July 23, 2012
Fracking – Bad Science Debate Looms
Brett Smith for redOrbit.com - Your Universe Online
Environmentalists often lean heavily on science and research to support their political cause, but a few scientists are now saying that some of the evidence these activists use is misleading or questionable."The debate is becoming very emotional. And basically not using science" on either side, Avner Vengosh, a Duke University professor studying groundwater contamination told the Associated Press.
Shale gas drilling has become a magnet for this type of skewed data and attracted national attention with the release of the 2010 documentary film Gasland by John Fox. Through a process called hydraulic fracturing, or fracking, companies have unlocked billions of dollars worth of natural gas, leading to a boom in production, jobs, and profits.
The documentary depicts the environmental and health hazards associated with fracking. One of the more visceral scenes in the firm shows residents who live near a drilling site lighting their tap water on fire.
Both sides of the fracking debate have supported their argument using scientific evidence and claims, many of which have been misleading or insufficiently vetted.
One of the best examples of a misleading claim comes from Texas, where gas drilling began about 10 years ago in the Barrnett Shale, a geological formation in a northern section of the state. Opponents of fracking say breast cancer rates have risen exactly where the drilling is taking place and nowhere else in the state.
"In Texas, as throughout the United States, cancer rates fell – except in one place– in the Barnett Shale,” Fox said through a voiceover in the film.
However, Susan G. Komen for the Cure, an organization dedicated to battling cancer and based in Dallas, said it sees no evidence of a spike in rates.
"We don't," said Komen vice president Chandini Portteus, who added that her organization sympathizes with people's fears and concerns, but "what we do know is a little bit, and what we don't know is a lot" about the link between breast cancer and fracking.

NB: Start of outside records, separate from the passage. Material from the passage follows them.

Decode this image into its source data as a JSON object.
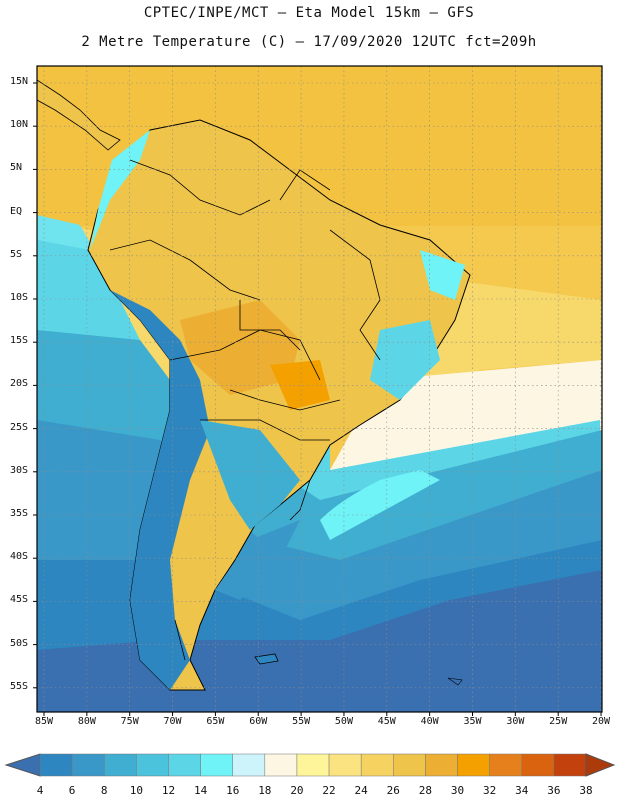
{
  "title_line1": "CPTEC/INPE/MCT –  Eta Model 15km – GFS",
  "title_line2": "2 Metre Temperature (C) – 17/09/2020 12UTC fct=209h",
  "lat_labels": [
    "15N",
    "10N",
    "5N",
    "EQ",
    "5S",
    "10S",
    "15S",
    "20S",
    "25S",
    "30S",
    "35S",
    "40S",
    "45S",
    "50S",
    "55S"
  ],
  "lon_labels": [
    "85W",
    "80W",
    "75W",
    "70W",
    "65W",
    "60W",
    "55W",
    "50W",
    "45W",
    "40W",
    "35W",
    "30W",
    "25W",
    "20W"
  ],
  "colorbar": {
    "labels": [
      "4",
      "6",
      "8",
      "10",
      "12",
      "14",
      "16",
      "18",
      "20",
      "22",
      "24",
      "26",
      "28",
      "30",
      "32",
      "34",
      "36",
      "38"
    ],
    "colors": [
      "#3a6fb0",
      "#2e86c1",
      "#3a98c8",
      "#40aed0",
      "#4cc3dc",
      "#5cd6e6",
      "#6ff3f7",
      "#cdf3fb",
      "#fdf6e3",
      "#fef59a",
      "#fbe381",
      "#f6d361",
      "#efc44a",
      "#ecaf34",
      "#f4a100",
      "#e5801c",
      "#d9630e",
      "#c2410c",
      "#ad3a0b"
    ]
  },
  "chart_data": {
    "type": "heatmap",
    "variable": "2 Metre Temperature (C)",
    "extent": {
      "lon": [
        -85,
        -20
      ],
      "lat": [
        -58,
        17
      ]
    },
    "colorbar_range": [
      4,
      38
    ]
  }
}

When Fox was told that Texas cancer researchers did not report an increase in cancer rates, he responded in a statement that the claim of unusually high breast cancer rates was "widely reported" and there is "more than enough evidence to warrant much deeper study."
Fracking advocates can also be considered guilty of adopting research studies to further their own goals. A 2009 Penn State University report predicted natural gas companies would shun Pennsylvania if new taxes were imposed. The study was cited by legislators it the following year when they rejected a 5 percent tax proposed by Democratic Governor Ed Rendell.
The problem with the study from an objectivity standpoint is that it was funded by gas drillers and led by an economist, Tim Considine, who has history of producing industry-friendly research on energy and economic topics. Tim Considine responded to questions by standing by his analysis and saying that his findings were not biased by industry funding.
Professor Vengosh said the problem of spinning science isn't new and is frequently used by both sides of the debate.
"Everyone takes what they want to see" out the research available Vengosh said, adding that research into gas drilling's possible side effects are in the early stages and more data could lead to a more civilized debate.